Morbihan : Aliot, Boyer et Dupont-Aignan s'insurgent du retrait de la croix de Jean-Paul II

Morbihan : Aliot, Boyer et Dupont-Aignan s'insurgent du retrait de la croix de Jean-Paul II
La statue de Jean-Paul II surmonté de sa croix en janvier 2016 à Ploërmel.

Orange avec AFP, publié le vendredi 27 octobre 2017 à 13h03

L'affaire a pris un tour politique.

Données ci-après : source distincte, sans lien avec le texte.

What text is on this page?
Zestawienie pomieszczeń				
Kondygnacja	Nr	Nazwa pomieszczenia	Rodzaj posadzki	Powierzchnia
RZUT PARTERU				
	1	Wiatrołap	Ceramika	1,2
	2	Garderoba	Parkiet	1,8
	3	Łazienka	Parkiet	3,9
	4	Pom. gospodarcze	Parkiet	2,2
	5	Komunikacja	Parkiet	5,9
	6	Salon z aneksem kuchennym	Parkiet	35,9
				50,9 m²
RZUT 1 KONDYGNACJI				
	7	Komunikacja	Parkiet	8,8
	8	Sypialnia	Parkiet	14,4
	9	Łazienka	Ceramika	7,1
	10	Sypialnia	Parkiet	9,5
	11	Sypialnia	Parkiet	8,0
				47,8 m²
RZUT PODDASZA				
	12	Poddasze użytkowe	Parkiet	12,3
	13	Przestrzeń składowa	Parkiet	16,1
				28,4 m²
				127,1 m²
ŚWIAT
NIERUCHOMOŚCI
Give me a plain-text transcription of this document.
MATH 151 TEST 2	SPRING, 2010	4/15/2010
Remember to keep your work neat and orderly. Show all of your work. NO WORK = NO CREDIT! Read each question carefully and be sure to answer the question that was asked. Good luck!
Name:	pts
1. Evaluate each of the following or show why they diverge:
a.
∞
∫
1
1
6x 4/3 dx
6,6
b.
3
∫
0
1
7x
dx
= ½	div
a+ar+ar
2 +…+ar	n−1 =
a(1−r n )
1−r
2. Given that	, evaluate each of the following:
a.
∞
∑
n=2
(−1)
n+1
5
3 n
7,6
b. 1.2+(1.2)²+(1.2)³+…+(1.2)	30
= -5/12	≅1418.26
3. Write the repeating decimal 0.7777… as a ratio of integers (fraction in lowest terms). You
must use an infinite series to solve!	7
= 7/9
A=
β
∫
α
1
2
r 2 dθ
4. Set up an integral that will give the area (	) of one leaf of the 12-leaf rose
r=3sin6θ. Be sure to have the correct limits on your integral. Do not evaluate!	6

Mercredi 25 octobre, le Conseil constitutionnel ordonnait le retrait de la croix au-dessus de la statue de Jean-Paul II, à Ploërmel (Morbihan).

La décision a provoqué la colère à droite, de Valérie Boyer (LR) ) Louyis Aliot (FN), en passant par Nicolas Dupont-Aignan (DLF), une position mutuelle repérée par Le Lab d'Europe 1. Louis Aliot a dénoncé dans un communiqué publié jeudi 26 octobre "l'œuvre de destruction de notre civilisation judéo-chrétienne".



"On utilise la loi sur la laïcité pour bafouer notre histoire et nos valeurs, y compris en défigurant des œuvres d'art. Cette profanation judiciaire laïciste est d'autant plus absurde que c'est du Pape, chef de l'Église catholique, dont il s'agit !", lance le vice-président du parti frontiste, cité par Le Lab d'Europe 1. "Il est incroyable qu'en France aujourd'hui, il soit plus facile d'édifier des représentations d'un plug anal place Vendôme ou d'une sculpture d'inspiration zoophile avec "domestikator", plutôt que des œuvres qui font référence à notre civilisation au travers de ses grands hommes !", poursuit-il.



Le maire FN de Fréjus David Rachline s'est également ému de la décision prise par les Sages. "Certains font semblant de confondre laïcité et guérilla contre les expressions bienvenues de notre héritage...", a-t-il écrit dans un message diffusé sur Twitter.



Nicolas Dupont-Aignan, président de Debout la France, s'est lui aussi indigné vendredi 27 octobre sur LCI du retrait du crucifix.



"Cette croix, elle est dans l'espace public, elle fait partie de l'histoire du pays. Alors on va enlever toutes les petites croix qui se trouvent dans notre pays, au détour des petits chemins de campagne, sur des monuments ? On va raser les églises ? Mais enfin, ils sont tombés sur la tête. [...] C'est une décision Pol Pot. C'est aberrant. Ça me fait penser en Russie, en URSS, où on abattait les croix", a lâché celui qui avait rallié le Front national dans l'entre-deux-tours de la présidentielle, cité par Le Lab d'Europe 1.

Valérie Boyer, porte-parole du candidat Fillon pour la présidentielle, rejoint sur cette question Louis Aliot et Nicolas Dupont-Aignan. "La boîte de Pandore est ouvert", a-t-elle prévenu jeudi 26 septembre sur Twitter.



LE MAIRE DE PLOERMEL ÉGALEMENT OPPOSÉ À CETTE DÉCISION

Le maire de Ploërmel condamne également cette décision. Patrick Le Diffon (LR), n'a pas exclu de porter l'affaire devant la Cour européenne des droits de l'homme (CEDH). "La statue fait partie depuis douze ans du paysage de Ploërmel, ça ne dérange nullement les habitants. C'est au contraire un atout touristique indéniable pour la commune", a-t-il expliqué. En outre, "cet édifice est une œuvre d'art. Il faut l'autorisation de l'artiste pour la modifier", a-t-il plaidé.

Cette statue est au cœur d'un long combat judiciaire. En 2010, le tribunal administratif de Rennes avait déjà déclaré illégale une subvention versée par le conseil général du Morbihan pour son édification.